Ok since this is not really answered... Hypothetically, If I'm a maintainer of this project. I decided I hate the implementation, it's naive, horrible performance, weird edge cases. I'm wiser today than 3 years ago.
I rewrite it, my head full of my own, original, new ideas. The results turn out great. There's a few if and while loops that look the same, and some public interfaces stayed the same. But all the guts are brand new, shiny, my own.
You have all rights to the code that you wrote that is not "colored" by previous code. Aka "an original work"
But code that is any kind of derivative of code before it contains a complex mix of other peoples rights. It can be relicensed, but only if all authors large and small agree to the terms.
You have rights, but if it's a derivative, the original author might have rights too. If you made a substantial creative input, the original author can't copy your project without your permission, but neither can you copy theirs.

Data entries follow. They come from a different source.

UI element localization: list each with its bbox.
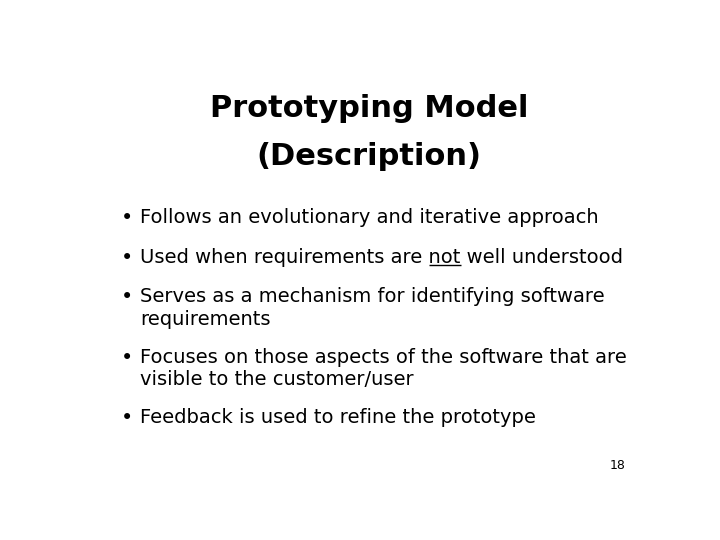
- Text: •: •: [121, 248, 133, 268]
- Text: Feedback is used to refine the prototype: Feedback is used to refine the prototype: [140, 408, 536, 427]
- Text: Used when requirements are not well understood: Used when requirements are not well unde…: [140, 248, 624, 267]
- Text: •: •: [121, 348, 133, 368]
- Text: Focuses on those aspects of the software that are: Focuses on those aspects of the software…: [140, 348, 627, 367]
- Text: 18: 18: [610, 460, 626, 472]
- Text: Serves as a mechanism for identifying software: Serves as a mechanism for identifying so…: [140, 287, 605, 306]
- Text: (Description): (Description): [256, 141, 482, 171]
- Text: •: •: [121, 408, 133, 428]
- Text: Follows an evolutionary and iterative approach: Follows an evolutionary and iterative ap…: [140, 208, 599, 227]
- Text: requirements: requirements: [140, 310, 271, 329]
- Text: •: •: [121, 208, 133, 228]
- Text: visible to the customer/user: visible to the customer/user: [140, 370, 414, 389]
- Text: Prototyping Model: Prototyping Model: [210, 94, 528, 123]
- Text: •: •: [121, 287, 133, 307]
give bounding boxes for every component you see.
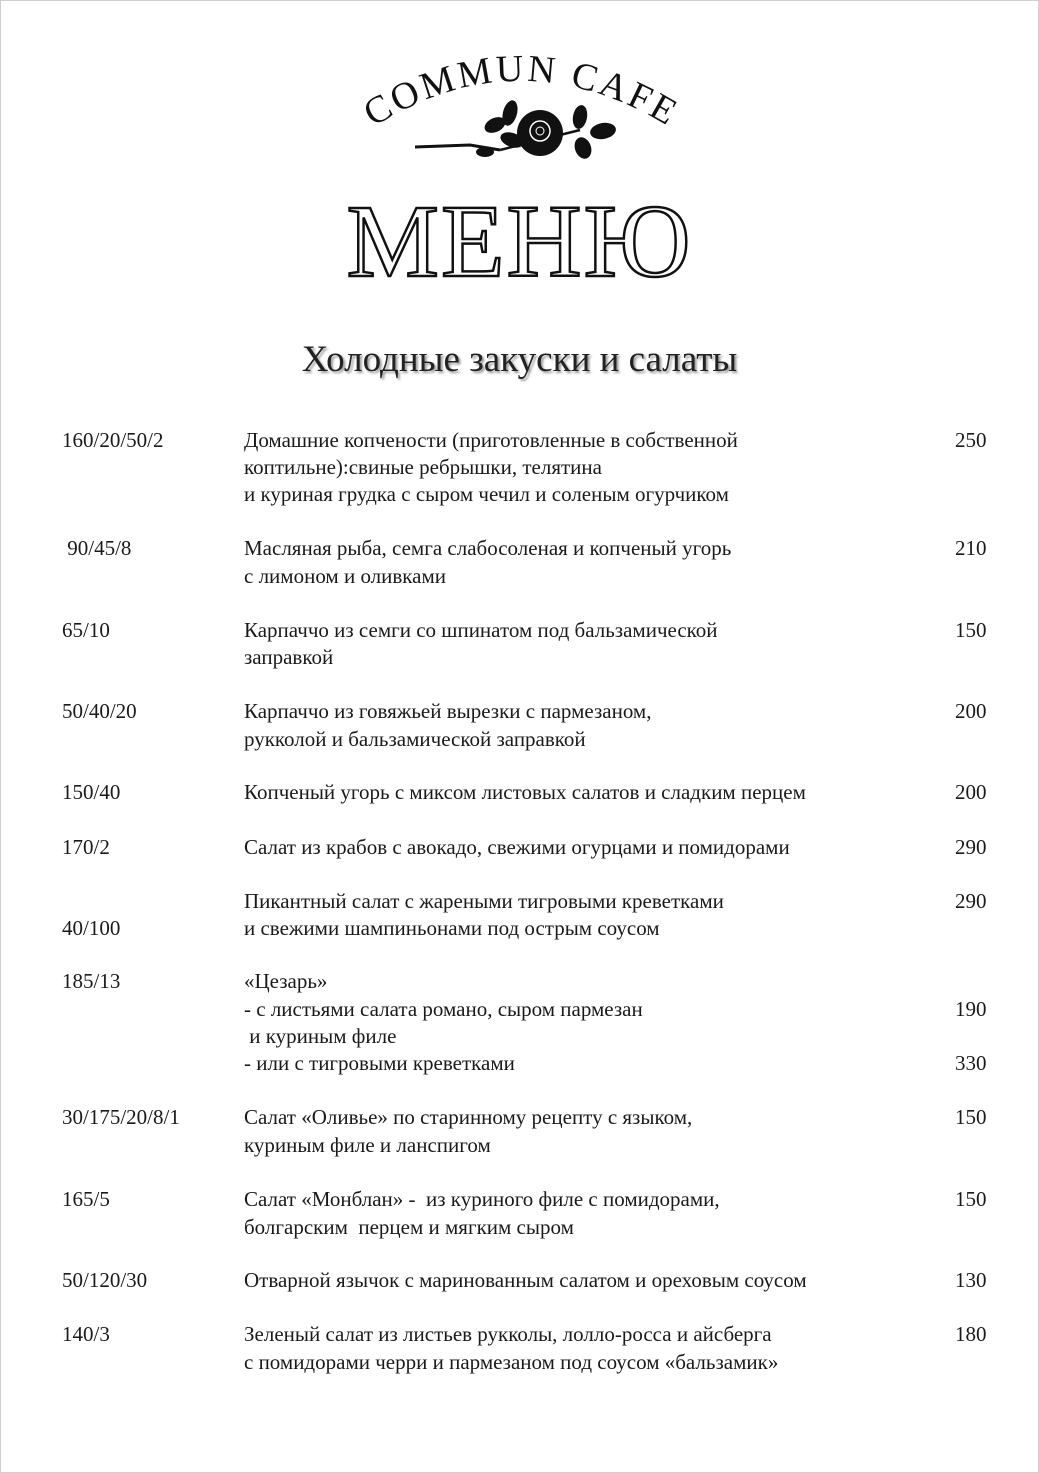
item-description-line: и куриным филе [244,1024,397,1048]
item-description-line: - или с тигровыми креветками [244,1051,515,1075]
item-price: 290 [955,889,987,913]
item-price: 330 [955,1051,987,1075]
item-weight: 160/20/50/2 [62,428,164,452]
item-price: 250 [955,428,987,452]
item-price: 200 [955,780,987,804]
item-description-line: куриным филе и ланспигом [244,1133,491,1157]
item-description-line: Карпаччо из говяжьей вырезки с пармезано… [244,699,652,723]
item-weight: 90/45/8 [62,536,132,560]
item-price: 150 [955,1105,987,1129]
item-price: 180 [955,1322,987,1346]
item-description-line: и куриная грудка с сыром чечил и соленым… [244,482,729,506]
page-title: МЕНЮ [345,184,693,299]
logo: COMMUN CAFE [340,48,700,185]
item-description-line: Пикантный салат с жареными тигровыми кре… [244,889,724,913]
item-description-line: Копченый угорь с миксом листовых салатов… [244,780,806,804]
item-description-line: рукколой и бальзамической заправкой [244,727,586,751]
item-description-line: с лимоном и оливками [244,564,447,588]
item-weight: 50/120/30 [62,1268,148,1292]
item-price: 130 [955,1268,987,1292]
item-price: 210 [955,536,987,560]
item-weight: 185/13 [62,969,121,993]
item-description-line: Карпаччо из семги со шпинатом под бальза… [244,618,718,642]
item-price: 190 [955,997,987,1021]
item-weight: 150/40 [62,780,121,804]
rose-icon [414,100,616,159]
item-description-line: Отварной язычок с маринованным салатом и… [244,1268,807,1292]
item-description-line: Салат «Монблан» - из куриного филе с пом… [244,1187,720,1211]
logo-graphic: COMMUN CAFE [357,48,683,159]
item-price: 150 [955,1187,987,1211]
item-price: 200 [955,699,987,723]
item-description-line: и свежими шампиньонами под острым соусом [244,916,660,940]
item-description-line: с помидорами черри и пармезаном под соус… [244,1350,779,1374]
item-description-line: болгарским перцем и мягким сыром [244,1215,574,1239]
item-price: 150 [955,618,987,642]
item-description-line: - с листьями салата романо, сыром пармез… [244,997,643,1021]
item-weight: 50/40/20 [62,699,137,723]
item-weight: 170/2 [62,835,110,859]
item-weight: 165/5 [62,1187,110,1211]
item-description-line: Зеленый салат из листьев рукколы, лолло-… [244,1322,772,1346]
item-description-line: «Цезарь» [244,969,328,993]
item-price: 290 [955,835,987,859]
item-description-line: Домашние копчености (приготовленные в со… [244,428,738,452]
item-description-line: Салат из крабов с авокадо, свежими огурц… [244,835,790,859]
section-title: Холодные закуски и салаты [301,339,738,380]
item-description-line: Салат «Оливье» по старинному рецепту с я… [244,1105,693,1129]
item-description-line: заправкой [244,645,334,669]
item-description-line: Масляная рыба, семга слабосоленая и копч… [244,536,732,560]
item-description-line: коптильне):свиные ребрышки, телятина [244,455,602,479]
item-weight: 30/175/20/8/1 [62,1105,180,1129]
item-weight: 40/100 [62,916,121,940]
item-weight: 65/10 [62,618,110,642]
item-weight: 140/3 [62,1322,110,1346]
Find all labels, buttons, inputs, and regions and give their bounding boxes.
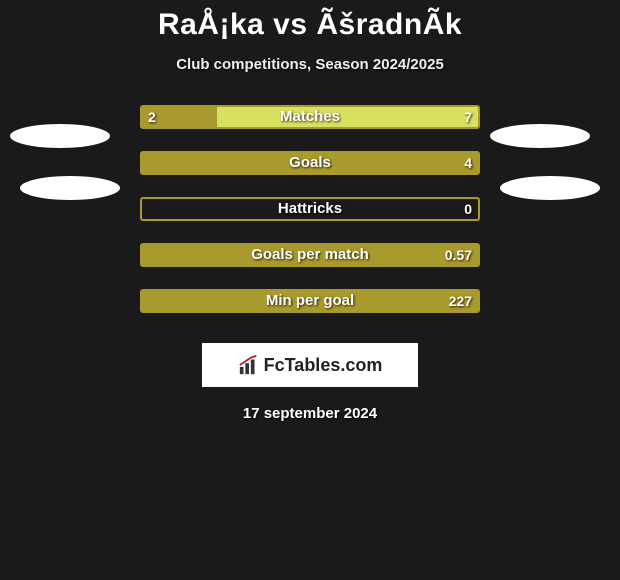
chart-icon	[238, 354, 260, 376]
stat-bar-track	[140, 105, 480, 129]
stat-row: Goals per match0.57	[0, 243, 620, 289]
page-title: RaÅ¡ka vs ÃšradnÃk	[0, 0, 620, 42]
stat-row: Matches27	[0, 105, 620, 151]
stat-bar-track	[140, 151, 480, 175]
stats-chart: Matches27Goals4Hattricks0Goals per match…	[0, 105, 620, 335]
stat-bar-a	[142, 291, 478, 311]
stat-row: Min per goal227	[0, 289, 620, 335]
stat-row: Hattricks0	[0, 197, 620, 243]
stat-bar-a	[142, 245, 478, 265]
stat-bar-a	[142, 107, 217, 127]
stat-bar-track	[140, 197, 480, 221]
stat-bar-a	[142, 153, 478, 173]
stat-bar-b	[217, 107, 478, 127]
stat-bar-track	[140, 243, 480, 267]
logo-text: FcTables.com	[264, 355, 383, 376]
date-text: 17 september 2024	[0, 405, 620, 422]
source-logo: FcTables.com	[202, 343, 418, 387]
comparison-infographic: RaÅ¡ka vs ÃšradnÃk Club competitions, Se…	[0, 0, 620, 580]
page-subtitle: Club competitions, Season 2024/2025	[0, 56, 620, 73]
stat-row: Goals4	[0, 151, 620, 197]
stat-bar-track	[140, 289, 480, 313]
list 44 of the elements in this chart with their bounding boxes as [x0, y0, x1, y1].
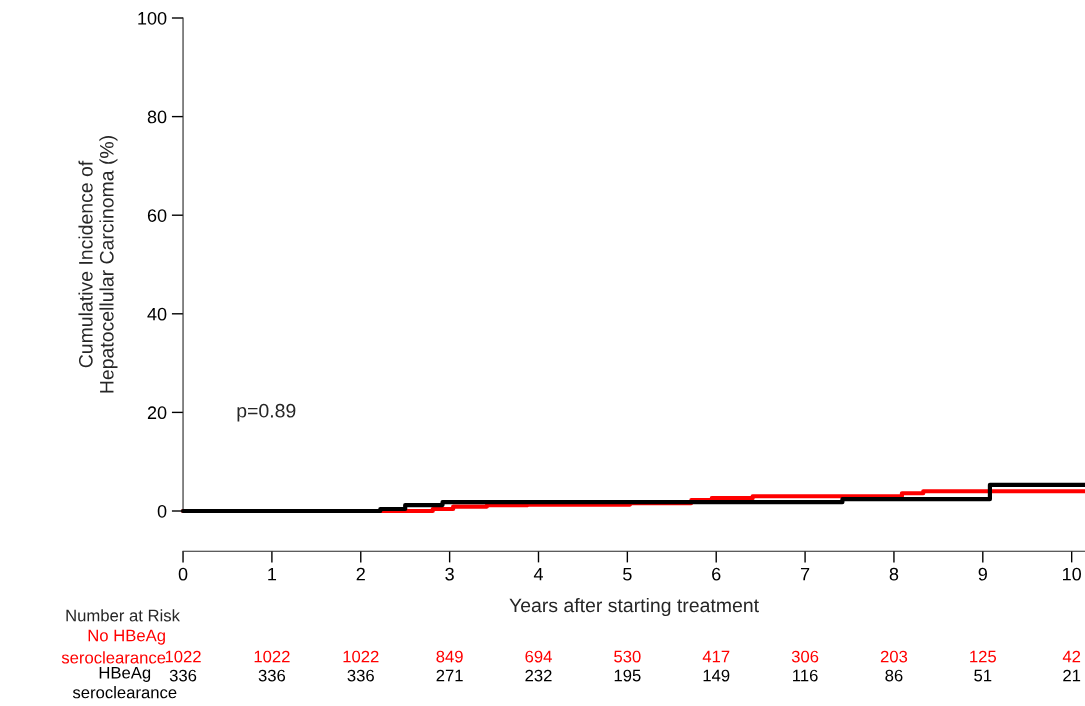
y-axis-title: Cumulative Incidence of Hepatocellular Carcinoma (%) [78, 136, 118, 393]
x-tick-label: 10 [1063, 567, 1082, 581]
text: 116 [793, 669, 818, 682]
text: 530 [614, 650, 641, 663]
text: 203 [880, 650, 908, 663]
x-tick-label: 8 [889, 567, 899, 581]
text: 694 [525, 650, 552, 663]
text: 336 [169, 669, 197, 682]
x-tick-label: 4 [533, 567, 543, 581]
text: 125 [970, 650, 997, 663]
x-tick-label: 7 [800, 567, 810, 581]
text: 306 [791, 650, 819, 663]
y-tick-label: 100 [138, 11, 167, 25]
text: 195 [614, 669, 641, 682]
text: 1022 [254, 650, 290, 663]
text: 271 [436, 669, 463, 682]
text: 149 [703, 669, 730, 682]
y-tick-label: 40 [147, 307, 167, 321]
y-tick-label: 20 [147, 406, 167, 420]
text: 336 [347, 669, 374, 682]
x-tick-label: 6 [712, 567, 721, 581]
y-tick-label: 60 [147, 209, 167, 222]
text: 51 [974, 669, 992, 682]
x-tick-label: 1 [268, 567, 277, 581]
text: 1022 [165, 650, 201, 663]
text: 849 [436, 650, 463, 663]
text: 86 [885, 669, 903, 682]
x-tick-label: 5 [623, 567, 632, 581]
text: Number at Risk [66, 609, 180, 622]
x-axis-title: Years after starting treatment [509, 597, 759, 617]
x-tick-label: 0 [178, 567, 188, 581]
text: 336 [258, 669, 286, 682]
text: 417 [702, 650, 730, 663]
x-tick-label: 2 [356, 567, 365, 581]
y-tick-label: 80 [147, 110, 167, 124]
y-tick-label: 0 [157, 504, 167, 518]
text: 232 [525, 669, 552, 682]
annotation: p=0.89 [237, 403, 296, 422]
x-tick-label: 3 [445, 567, 454, 581]
text: No HBeAg seroclearance [61, 629, 166, 664]
text: 21 [1063, 669, 1081, 682]
x-tick-label: 9 [978, 567, 987, 581]
text: 1022 [343, 650, 379, 663]
text: 42 [1062, 650, 1081, 663]
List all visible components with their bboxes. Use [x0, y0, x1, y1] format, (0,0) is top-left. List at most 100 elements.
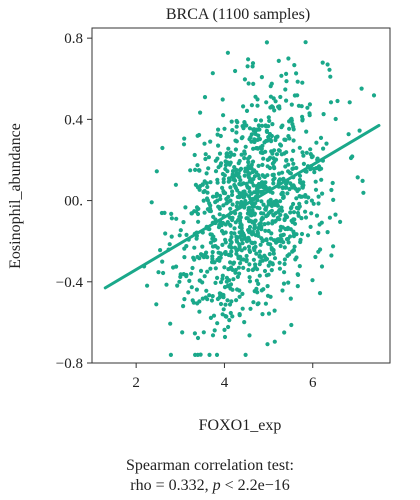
data-point — [201, 330, 206, 335]
data-point — [227, 222, 233, 227]
data-point — [266, 263, 271, 268]
data-point — [285, 191, 290, 196]
data-point — [272, 256, 278, 261]
data-point — [188, 168, 193, 173]
data-point — [277, 266, 282, 271]
data-point — [290, 185, 295, 190]
data-point — [213, 280, 218, 285]
data-point — [282, 330, 287, 335]
data-point — [259, 288, 264, 293]
data-point — [253, 94, 258, 99]
data-point — [278, 143, 284, 148]
data-point — [283, 213, 288, 218]
data-point — [246, 267, 251, 273]
data-point — [248, 135, 253, 140]
data-point — [313, 179, 318, 184]
data-point — [304, 150, 309, 155]
x-tick-label: 4 — [221, 375, 229, 391]
data-point — [169, 234, 174, 239]
data-point — [237, 294, 242, 299]
data-point — [249, 240, 254, 245]
data-point — [272, 339, 277, 344]
data-point — [270, 122, 275, 127]
data-point — [308, 224, 313, 229]
data-point — [317, 222, 322, 227]
data-point — [289, 205, 294, 210]
data-point — [175, 283, 180, 288]
data-point — [331, 244, 336, 249]
data-point — [266, 157, 272, 162]
data-point — [191, 255, 196, 260]
data-point — [235, 120, 240, 125]
data-point — [286, 280, 291, 285]
data-point — [220, 97, 225, 102]
data-point — [214, 194, 219, 199]
data-point — [243, 352, 248, 357]
data-point — [164, 282, 169, 287]
data-point — [240, 241, 245, 246]
data-point — [221, 180, 226, 185]
data-point — [299, 231, 305, 237]
y-tick-label: −0.8 — [56, 356, 83, 372]
stats-caption: Spearman correlation test: rho = 0.332, … — [0, 456, 420, 496]
data-point — [268, 294, 273, 299]
data-point — [237, 191, 242, 196]
data-point — [283, 185, 288, 190]
data-point — [206, 166, 211, 171]
data-point — [255, 290, 260, 295]
caption-p-value: < 2.2e−16 — [220, 477, 290, 494]
data-point — [259, 180, 265, 185]
data-point — [259, 199, 264, 204]
data-point — [260, 123, 265, 128]
data-point — [262, 222, 267, 227]
data-point — [212, 328, 217, 333]
data-point — [277, 177, 282, 182]
data-point — [244, 108, 250, 113]
data-point — [268, 105, 273, 110]
data-point — [257, 222, 262, 227]
data-point — [234, 124, 239, 129]
data-point — [223, 250, 228, 255]
data-point — [265, 164, 270, 169]
data-point — [233, 138, 238, 143]
data-point — [252, 128, 257, 133]
y-axis-ticks: −0.8 −0.4 00. 0.4 0.8 — [56, 31, 92, 372]
data-point — [210, 71, 215, 76]
data-point — [297, 173, 303, 178]
data-point — [274, 200, 279, 205]
data-point — [253, 201, 258, 206]
data-point — [229, 249, 234, 254]
data-point — [271, 251, 276, 256]
data-point — [173, 182, 178, 187]
data-point — [228, 310, 233, 316]
data-point — [287, 126, 292, 131]
data-point — [237, 181, 242, 187]
data-point — [292, 63, 297, 68]
data-point — [256, 301, 261, 306]
data-point — [160, 145, 165, 151]
data-point — [239, 257, 244, 262]
data-point — [256, 233, 261, 238]
data-point — [250, 232, 255, 237]
data-point — [296, 187, 301, 192]
x-axis-label: FOXO1_exp — [199, 417, 282, 434]
data-point — [197, 256, 202, 261]
data-point — [174, 216, 179, 221]
data-point — [237, 234, 242, 239]
data-point — [289, 322, 294, 328]
data-point — [229, 119, 234, 124]
data-point — [196, 219, 201, 224]
data-point — [263, 187, 268, 192]
caption-rho: rho = 0.332, — [130, 477, 213, 494]
data-point — [268, 94, 273, 99]
data-point — [282, 270, 287, 275]
data-point — [361, 190, 366, 195]
data-point — [300, 117, 305, 122]
data-point — [257, 249, 262, 254]
y-tick-label: 00. — [64, 194, 83, 210]
data-point — [226, 324, 231, 330]
data-point — [262, 174, 267, 179]
data-point — [330, 180, 335, 186]
data-point — [272, 148, 277, 153]
data-point — [237, 244, 242, 250]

Hmm are we in a ship of Theseus/speciation area? Each individual step of refactoring would not cross the threshold but would a rewrite? Even if the end result was the same?
Let us also remember that certain architectural changes need to happen over a period of planned refractors. Nobody wants to read a 5000 line shotgun-blast looking diff
So effective, LGPL means you freely give all copyright for your work to the license holder? Even if the license holder has moved on from the project?
What if I decide to make a JS or Rust implementation of this project and use it as inspiration? Does that mean I'm no longer doing a "clean room" implementation and my project is contaminated by LGPL too?
If a copyright holder does not give you permission, you can't legally relicense. Even if they're dead.
If they're dead and their estate doesn't care, you might pirate it without getting sued, but any recipient of the new work would be just as liable as you are, and they'd know that, so I probably wouldn't risk it.